String theory may not be the correct theory of quantum gravity, nor has it modeled any usual black holes yet. Nevertheless, I will neglect these issues and concentrate on the core insight, which is here illustrated best with string theory, although it is not dependent on it. The core insight is one about duality and very similar to what I introduced there. It is less general but very intuitive. I recommend carefully considering this picture, as it makes many knotty questions about duality, general relativity, black holes and so on obsolete.
Duality tells us that nature itself has not got a certain number of dimensions and suchlike, because the ultimate theory may have several mutually dual descriptions that each use different numbers of dimensions.
The black hole example will show that something exactly analogue holds for the description of the event horizon of a black hole and something very similar for the singularity in a black hole as it is described by general relativity. Again a disclaimer: I neglect the fact that real astronomical black holes may be different from the predictions of general relativity.

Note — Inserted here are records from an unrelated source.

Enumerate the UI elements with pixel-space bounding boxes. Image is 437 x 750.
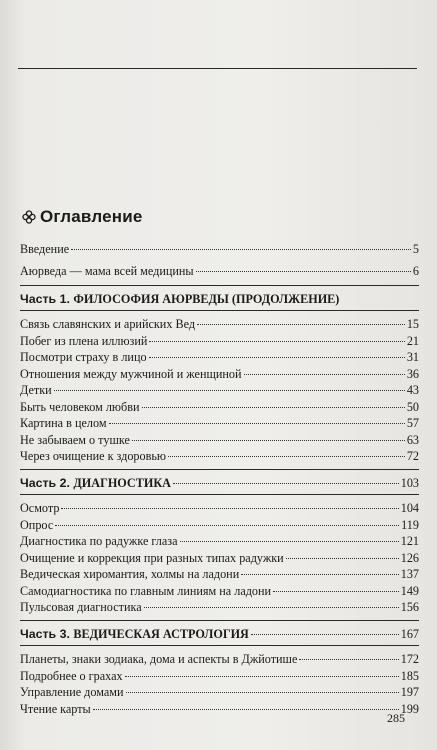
dot-leader <box>126 692 399 693</box>
entry-title: Не забываем о тушке <box>20 432 130 447</box>
toc-entry <box>20 434 419 447</box>
entry-page: 137 <box>400 567 419 581</box>
dot-leader <box>273 591 399 592</box>
entry-page: 126 <box>400 550 419 565</box>
entry-title: Управление домами <box>20 685 124 699</box>
entry-page: 31 <box>406 350 419 364</box>
entry-title: Ведическая хиромантия, холмы на ладони <box>20 567 240 581</box>
entry-page: 15 <box>406 317 419 331</box>
dot-leader <box>132 440 405 441</box>
toc-entry <box>20 335 419 348</box>
part-label: Часть 1. <box>20 292 74 306</box>
entry-title: Детки <box>20 383 52 397</box>
dot-leader <box>180 541 399 542</box>
entry-page: 197 <box>400 685 419 699</box>
toc-entry <box>20 417 419 430</box>
toc-title: Оглавление <box>40 207 143 226</box>
toc-entry <box>20 265 419 278</box>
dot-leader <box>244 374 405 375</box>
section-rule <box>20 285 419 286</box>
entry-page: 185 <box>400 668 419 683</box>
dot-leader <box>144 607 399 608</box>
toc-entry <box>20 703 419 716</box>
toc-entry <box>20 384 419 397</box>
dot-leader <box>149 357 405 358</box>
entry-title: Самодиагностика по главным линиям на ладони <box>20 583 272 598</box>
part-heading <box>20 476 419 490</box>
part-name: ДИАГНОСТИКА <box>73 476 171 490</box>
entry-page: 36 <box>406 366 419 381</box>
dot-leader <box>149 341 404 342</box>
section-rule <box>20 620 419 621</box>
entry-title: Введение <box>20 242 70 256</box>
entry-page: 21 <box>406 333 419 348</box>
entry-title: Быть человеком любви <box>20 399 140 414</box>
entry-title: Диагностика по радужке глаза <box>20 534 178 548</box>
toc-entry <box>20 568 419 581</box>
dot-leader <box>197 324 405 325</box>
dot-leader <box>168 456 405 457</box>
part-title <box>20 627 249 641</box>
entry-page: 50 <box>406 399 419 414</box>
dot-leader <box>173 483 399 484</box>
entry-title: Связь славянских и арийских Вед <box>20 317 196 331</box>
dot-leader <box>125 676 399 677</box>
toc-entry <box>20 450 419 463</box>
entry-page: 104 <box>400 501 419 515</box>
entry-page: 43 <box>406 383 419 397</box>
entry-page: 72 <box>406 449 419 463</box>
toc-entry <box>20 318 419 331</box>
part-page: 167 <box>400 627 419 641</box>
dot-leader <box>142 407 405 408</box>
header-rule <box>18 68 417 69</box>
part-page: 103 <box>400 476 419 490</box>
toc-entry <box>20 670 419 683</box>
section-rule <box>20 469 419 470</box>
entry-title: Пульсовая диагностика <box>20 600 142 614</box>
entry-page: 149 <box>400 583 419 598</box>
entry-title: Чтение карты <box>20 701 91 716</box>
toc-header <box>22 207 143 227</box>
dot-leader <box>54 390 405 391</box>
dot-leader <box>251 634 399 635</box>
part-name: ФИЛОСОФИЯ АЮРВЕДЫ (ПРОДОЛЖЕНИЕ) <box>73 292 340 306</box>
entry-title: Очищение и коррекция при разных типах радужки <box>20 550 284 565</box>
entry-title: Посмотри страху в лицо <box>20 350 147 364</box>
page-number: 285 <box>387 711 405 725</box>
entry-page: 5 <box>412 242 419 256</box>
dot-leader <box>196 271 411 272</box>
part-title <box>20 476 171 490</box>
toc-entry <box>20 653 419 666</box>
entry-title: Аюрведа — мама всей медицины <box>20 264 194 278</box>
section-rule <box>20 310 419 311</box>
toc-entry <box>20 585 419 598</box>
entry-page: 63 <box>406 432 419 447</box>
flower-ornament-icon <box>22 210 36 224</box>
part-title <box>20 292 339 306</box>
dot-leader <box>109 423 405 424</box>
dot-leader <box>55 525 399 526</box>
dot-leader <box>286 558 399 559</box>
toc-entry <box>20 686 419 699</box>
entry-page: 156 <box>400 600 419 614</box>
part-label: Часть 2. <box>20 476 74 490</box>
entry-title: Подробнее о грахах <box>20 668 123 683</box>
entry-page: 172 <box>400 652 419 666</box>
toc-entry <box>20 368 419 381</box>
toc-entry <box>20 552 419 565</box>
toc-entry <box>20 401 419 414</box>
section-rule <box>20 645 419 646</box>
section-rule <box>20 494 419 495</box>
entry-title: Опрос <box>20 517 54 532</box>
toc-entry <box>20 601 419 614</box>
dot-leader <box>299 659 398 660</box>
entry-page: 121 <box>400 534 419 548</box>
entry-title: Картина в целом <box>20 416 107 430</box>
entry-title: Осмотр <box>20 501 60 515</box>
dot-leader <box>241 574 398 575</box>
part-label: Часть 3. <box>20 627 74 641</box>
toc-entry <box>20 535 419 548</box>
entry-page: 57 <box>406 416 419 430</box>
dot-leader <box>93 709 399 710</box>
dot-leader <box>71 249 411 250</box>
entry-page: 199 <box>400 701 419 716</box>
part-heading <box>20 292 419 306</box>
toc-entry <box>20 519 419 532</box>
part-name: ВЕДИЧЕСКАЯ АСТРОЛОГИЯ <box>73 627 249 641</box>
dot-leader <box>61 508 398 509</box>
part-heading <box>20 627 419 641</box>
toc-entry <box>20 351 419 364</box>
entry-page: 119 <box>401 517 419 532</box>
entry-page: 6 <box>412 264 419 278</box>
toc-entry <box>20 243 419 256</box>
entry-title: Через очищение к здоровью <box>20 449 167 463</box>
entry-title: Побег из плена иллюзий <box>20 333 148 348</box>
entry-title: Отношения между мужчиной и женщиной <box>20 366 242 381</box>
table-of-contents <box>20 243 419 722</box>
entry-title: Планеты, знаки зодиака, дома и аспекты в Джйотише <box>20 652 298 666</box>
toc-entry <box>20 502 419 515</box>
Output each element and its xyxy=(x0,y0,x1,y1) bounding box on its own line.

The usual description of falling into a so called Schwarzschild black hole of general relativity is as follows: You are attracted by the black hole and pass through the event horizon, after which you cannot possibly escape anymore, and this means that you will get closer and closer to a so called space-time singularity, in whose presence you will be destroyed. Near the singularity, gravity will pull very differently on different locations in your body.
It will pull you apart and at some point even strip the electrons out of your atoms, and so on. Remember, this is the very basics and you need to look elsewhere for more technical descriptions. It is of course much more involved than I write it here. For example, the singularity is not in the middle of the black hole, but always in the future, and so on. But today, the simple description suffices; we do not need to concern us with the details.
The important fact to remember: If the black hole is large enough, you do not feel uncomfortable at all falling into the black hole. Falling into the black hole is defined by passing the event horizon, the point of no return, where the velocity you would need in order to escape is larger than the velocity of light. You are trapped, but as long as you do not try to escape, you may not notice anything unusual for quite a while. For example, the black hole Sagittarius A* in the center of our galaxy is about a million times more massive than the sun. After passing its event horizon, an object would have up to maximally 20.05 seconds (my own calculation) before being destroyed by the singularity. The exact time depends on the initial velocity outside of the black hole. There are super massive black holes that are another thousand times more massive, and when falling into those, general relativity predicts that one may live for a whole day inside the black hole before noticing any discomfort.
However, here is a totally different, string theory inspired description, that seems utterly incompatible with what I just explained about the traditional general relativistic description: You are made out of strings. Outside of the black hole, you are attracted to the black hole by the exchange of closed strings with the black hole’s event horizon. The black hole actually is nothing but a surface at the event horizon; the black hole is the event horizon. If you get very close to the event horizon, closed string loops do not anymore fit between you and the event horizon. You are now not anymore attracted by gravity – oh no: You are now glued to the event horizon by strings that attach at the event horizon. And then your own strings out of which you exist attach with their ends to the event horizon. And your strings spread out all over the event horizon, and this is why you can never again get away from it.
You have hit the event horizon, but what do you feel? Nothing unusual! In fact, the holographic description of the universe is two dimensional anyways. You have been two dimensional before, namely as described on the outside boundary around the universe,
and now you are still two dimensional on the surface of the black hole, too. Again, the descriptions are dual, i.e. absolutely indistinguishable to the observer, and so the observer feels again nothing unusual at all while its strings crash against the event horizon with the speed of light.
So, here we have dual descriptions again. They are totally different yet also the exact equivalent in terms of predicted observations. They are not just relative to different observers, like inside and outside of the black hole. We have here only one observer! As I wrote already about the whole universe: “There is no difference between the descriptions. Being on the surface or being inside, these totally different situations are the exact same situation!”
Straw-man: “Fine, but even if the observations of the observer at the event horizon are the same, surely, once she hits the singularity, she knows the difference!”
Yes, and because this is yet another great insight, namely that event horizon and singularity are both in the dual models although the dual ones have no singularity, that’s why I will discuss the singularity separately the next time.
Comments to the previous post in this series taught me that confusion about the following point may be quite common: As observed from the outside, the person falling into the black hole seems to be stuck on the event horizon, which is because of time dilation and red shift relative to the outside observer. This is a different issue and it is not the same or even closely related to what I described above. I described what the one who falls into the black hole observes. Another observer outside of the black hole will never even observe the falling person reaching the event horizon.
The outside/inside observer issue and their different descriptions is called “complementarity”, but my posts are stressing the “duality” aspect of the different descriptions that are possible even for any single observer.